Often, it’s when he’s anxious about things — right now, he’s getting ready to direct his first paying freelance gig — or overtired or a little loopy or I’m not entirely in it yet myself. Now and then, I see it coming. Sometimes, like last night, I don’t.
There we are, all naked or half-naked, in or around bed, we’ve got sex on the brain or as a plan, and then it’s like — POW! Boy mysteriously and immediately regresses to half his age and has this sort of spaztastic “Gadzooks! Cowabunga! AIE! It’s a naked GIRL — right next to ME!”
This reaction is generally demonstrated with what I can only describe as interpretive dance. Last night, it began with a strange sort of Robert Crumb-esque cling to my lower body and sheet-spelunking and evolved into what I could only presume was Mark’s best impression of a jellyfish: arms flailing, wiggling on the bed like a lunatic nonstop, the making of squiggly-face. Usually then, too, as was the case last night, some series of one-liners or funny face-making comes into play, and it all only gets worse the more I laugh.

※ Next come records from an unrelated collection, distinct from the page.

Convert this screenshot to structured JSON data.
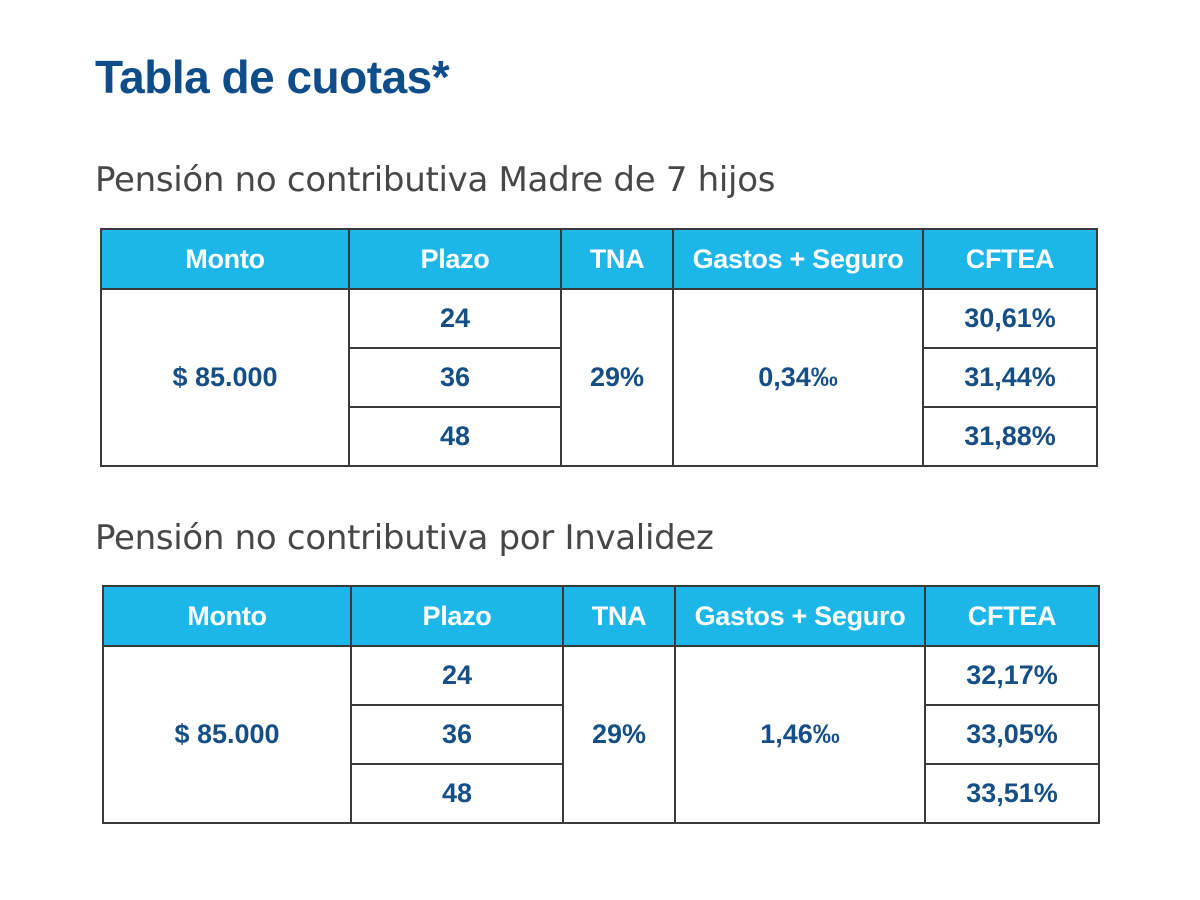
{
  "page_title": "Tabla de cuotas*",
  "headers": {
    "monto": "Monto",
    "plazo": "Plazo",
    "tna": "TNA",
    "gastos": "Gastos + Seguro",
    "cftea": "CFTEA"
  },
  "tables": [
    {
      "title": "Pensión no contributiva Madre de 7 hijos",
      "monto": "$ 85.000",
      "tna": "29%",
      "gastos": "0,34‰",
      "rows": [
        {
          "plazo": "24",
          "cftea": "30,61%"
        },
        {
          "plazo": "36",
          "cftea": "31,44%"
        },
        {
          "plazo": "48",
          "cftea": "31,88%"
        }
      ]
    },
    {
      "title": "Pensión no contributiva por Invalidez",
      "monto": "$ 85.000",
      "tna": "29%",
      "gastos": "1,46‰",
      "rows": [
        {
          "plazo": "24",
          "cftea": "32,17%"
        },
        {
          "plazo": "36",
          "cftea": "33,05%"
        },
        {
          "plazo": "48",
          "cftea": "33,51%"
        }
      ]
    }
  ],
  "colors": {
    "title": "#0f4c8a",
    "header_bg": "#1cb6e9",
    "header_text": "#ffffff",
    "cell_text": "#164f86",
    "section_text": "#474747",
    "border": "#3a3a3a"
  }
}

(At some point too, I always feel I should check in with Mark to be sure he absolutely didn’t want to have sex, because there comes a degree of silly which, while I quite enjoy it, goes past the point of no return when it comes to my getting turned on. I usually try and ask this when either in my head or outta my lips issues the first “Oy gavalt, we’re going to go HERE.”)
These episodes always, always end in some ginormous gigglefest where neither one of us can stop laughing and breathing becomes a serious issue.
Oddly enough, it ends up serving the same purposes sex does, just via a different route: it’s pretty darn intimate to make a total arse of yourself naked in front of someone else, and to have someone else feel free enough to do that with you. If you’re all stressed out, pent up, all that laughing is one helluva release. You get your ednorphins, you get your dopamine. And quite in spite of myself, I have to admit, it’s fun as all hell and always an unexpected surprise. Sure, you have your moment where you’re all “Oh damn, that orgasm I was looking forward to so isn’t happening.” On the other hand, there’s always another day, and while it’s pretty doable to plan to have sex, it’s nigh unto impossible to plan to be an all-out naked goofball. I mean, you can’t exactly say, “Hey sugar, you wanna get silly tomorrow night?” I mean, we all have our things we can do to get in the mood to have sex, especially when we’re with a partner we know and who knows us well, but there’s a pretty specific space you have to be in and can’t make happen to be a giant freaky spaz.
That said? Um. I’d like to cash in my raincheck for that orgasm now, please.